Rimane la cosa più difficile, la domanda per me al momento irrisolta: perché una ragazzo e una ragazza rifiuta l’offerta di un aiuto di qualità? Un aiuto che costerebbe un occhio della testa se fosse fornito a titolo professionale. Che un diciottenne voglia affermare la propria autonomia e il proprio protagonismo non è solo comprensibile ma auspicabile.

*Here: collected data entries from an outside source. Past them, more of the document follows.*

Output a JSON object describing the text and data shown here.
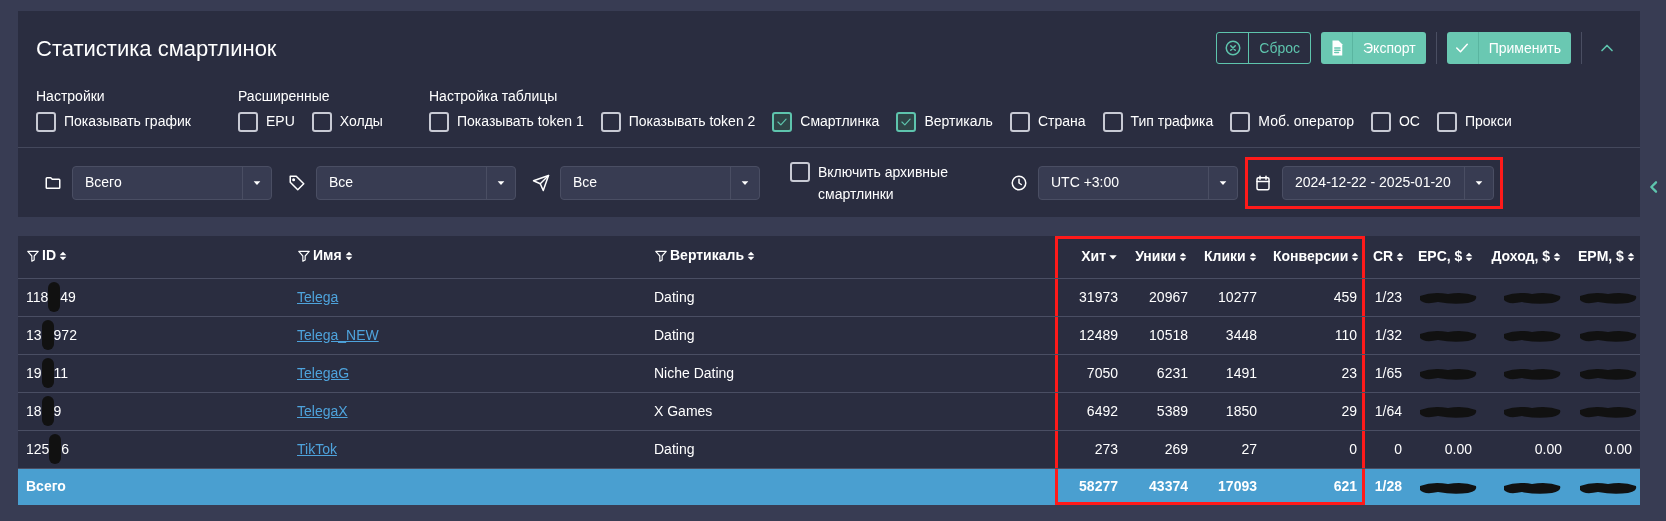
{
  "title": "Статистика смартлинок",
  "actions": [
    {
      "kind": "reset",
      "label": "Сброс"
    },
    {
      "kind": "export",
      "label": "Экспорт"
    },
    {
      "kind": "apply",
      "label": "Применить"
    }
  ],
  "collapse": {
    "expanded": true
  },
  "option_groups": [
    {
      "title": "Настройки",
      "options": [
        {
          "label": "Показывать график",
          "checked": false
        }
      ]
    },
    {
      "title": "Расширенные",
      "options": [
        {
          "label": "EPU",
          "checked": false
        },
        {
          "label": "Холды",
          "checked": false
        }
      ]
    },
    {
      "title": "Настройка таблицы",
      "options": [
        {
          "label": "Показывать token 1",
          "checked": false
        },
        {
          "label": "Показывать token 2",
          "checked": false
        },
        {
          "label": "Смартлинка",
          "checked": true
        },
        {
          "label": "Вертикаль",
          "checked": true
        },
        {
          "label": "Страна",
          "checked": false
        },
        {
          "label": "Тип трафика",
          "checked": false
        },
        {
          "label": "Моб. оператор",
          "checked": false
        },
        {
          "label": "ОС",
          "checked": false
        },
        {
          "label": "Прокси",
          "checked": false
        }
      ]
    }
  ],
  "filters": [
    {
      "kind": "folder",
      "value": "Всего"
    },
    {
      "kind": "tag",
      "value": "Все"
    },
    {
      "kind": "send",
      "value": "Все"
    }
  ],
  "archive": {
    "label": "Включить архивные смартлинки",
    "checked": false
  },
  "timezone": {
    "value": "UTC +3:00"
  },
  "date_range": {
    "value": "2024-12-22 - 2025-01-20",
    "highlighted": true
  },
  "table": {
    "columns": [
      {
        "label": "ID",
        "filter": true,
        "sorted": false,
        "highlighted": false
      },
      {
        "label": "Имя",
        "filter": true,
        "sorted": false,
        "highlighted": false
      },
      {
        "label": "Вертикаль",
        "filter": true,
        "sorted": false,
        "highlighted": false
      },
      {
        "label": "Хит",
        "filter": false,
        "sorted": true,
        "highlighted": true
      },
      {
        "label": "Уники",
        "filter": false,
        "sorted": false,
        "highlighted": true
      },
      {
        "label": "Клики",
        "filter": false,
        "sorted": false,
        "highlighted": true
      },
      {
        "label": "Конверсии",
        "filter": false,
        "sorted": false,
        "highlighted": true
      },
      {
        "label": "CR",
        "filter": false,
        "sorted": false,
        "highlighted": false
      },
      {
        "label": "EPC, $",
        "filter": false,
        "sorted": false,
        "highlighted": false
      },
      {
        "label": "Доход, $",
        "filter": false,
        "sorted": false,
        "highlighted": false
      },
      {
        "label": "EPM, $",
        "filter": false,
        "sorted": false,
        "highlighted": false
      }
    ],
    "rows": [
      {
        "total": false,
        "cells": [
          {
            "kind": "redacted",
            "parts": [
              "118",
              "49"
            ]
          },
          {
            "kind": "link",
            "text": "Telega"
          },
          {
            "kind": "text",
            "text": "Dating"
          },
          {
            "kind": "text",
            "text": "31973"
          },
          {
            "kind": "text",
            "text": "20967"
          },
          {
            "kind": "text",
            "text": "10277"
          },
          {
            "kind": "text",
            "text": "459"
          },
          {
            "kind": "text",
            "text": "1/23"
          },
          {
            "kind": "hidden"
          },
          {
            "kind": "hidden"
          },
          {
            "kind": "hidden"
          }
        ]
      },
      {
        "total": false,
        "cells": [
          {
            "kind": "redacted",
            "parts": [
              "13",
              "972"
            ]
          },
          {
            "kind": "link",
            "text": "Telega_NEW"
          },
          {
            "kind": "text",
            "text": "Dating"
          },
          {
            "kind": "text",
            "text": "12489"
          },
          {
            "kind": "text",
            "text": "10518"
          },
          {
            "kind": "text",
            "text": "3448"
          },
          {
            "kind": "text",
            "text": "110"
          },
          {
            "kind": "text",
            "text": "1/32"
          },
          {
            "kind": "hidden"
          },
          {
            "kind": "hidden"
          },
          {
            "kind": "hidden"
          }
        ]
      },
      {
        "total": false,
        "cells": [
          {
            "kind": "redacted",
            "parts": [
              "19",
              "11"
            ]
          },
          {
            "kind": "link",
            "text": "TelegaG"
          },
          {
            "kind": "text",
            "text": "Niche Dating"
          },
          {
            "kind": "text",
            "text": "7050"
          },
          {
            "kind": "text",
            "text": "6231"
          },
          {
            "kind": "text",
            "text": "1491"
          },
          {
            "kind": "text",
            "text": "23"
          },
          {
            "kind": "text",
            "text": "1/65"
          },
          {
            "kind": "hidden"
          },
          {
            "kind": "hidden"
          },
          {
            "kind": "hidden"
          }
        ]
      },
      {
        "total": false,
        "cells": [
          {
            "kind": "redacted",
            "parts": [
              "18",
              "9"
            ]
          },
          {
            "kind": "link",
            "text": "TelegaX"
          },
          {
            "kind": "text",
            "text": "X Games"
          },
          {
            "kind": "text",
            "text": "6492"
          },
          {
            "kind": "text",
            "text": "5389"
          },
          {
            "kind": "text",
            "text": "1850"
          },
          {
            "kind": "text",
            "text": "29"
          },
          {
            "kind": "text",
            "text": "1/64"
          },
          {
            "kind": "hidden"
          },
          {
            "kind": "hidden"
          },
          {
            "kind": "hidden"
          }
        ]
      },
      {
        "total": false,
        "cells": [
          {
            "kind": "redacted",
            "parts": [
              "125",
              "6"
            ]
          },
          {
            "kind": "link",
            "text": "TikTok"
          },
          {
            "kind": "text",
            "text": "Dating"
          },
          {
            "kind": "text",
            "text": "273"
          },
          {
            "kind": "text",
            "text": "269"
          },
          {
            "kind": "text",
            "text": "27"
          },
          {
            "kind": "text",
            "text": "0"
          },
          {
            "kind": "text",
            "text": "0"
          },
          {
            "kind": "text",
            "text": "0.00"
          },
          {
            "kind": "text",
            "text": "0.00"
          },
          {
            "kind": "text",
            "text": "0.00"
          }
        ]
      },
      {
        "total": true,
        "cells": [
          {
            "kind": "text",
            "text": "Всего"
          },
          {
            "kind": "empty"
          },
          {
            "kind": "empty"
          },
          {
            "kind": "text",
            "text": "58277"
          },
          {
            "kind": "text",
            "text": "43374"
          },
          {
            "kind": "text",
            "text": "17093"
          },
          {
            "kind": "text",
            "text": "621"
          },
          {
            "kind": "text",
            "text": "1/28"
          },
          {
            "kind": "hidden"
          },
          {
            "kind": "hidden"
          },
          {
            "kind": "hidden"
          }
        ]
      }
    ]
  }
}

Il punto critico è però che egli verosimilmente percepisce l’apporto di un’autorevolezza competente, amichevole e gratuita quasi come una “diminutio” del proprio io o una perdita di tempo inutile.

Forse questo livello mostra una faccia non secondaria dell’emergenza educativa cosiddetta. Percepire l’autorità come “ciò che fa crescere” è veramente difficile che accada in un contesto culturale che invece il concetto giusto di autorità, e l’esperienza di benefiche autorevolezze, ha screditato e pressoché cancellato (sostituendolo con il potere e la moda). Bisogna lavorarci e mettercela tutta, proponendo l’autorevolezza come esperienza che emana fascino e genera fiducia. Praticamente un abbraccio.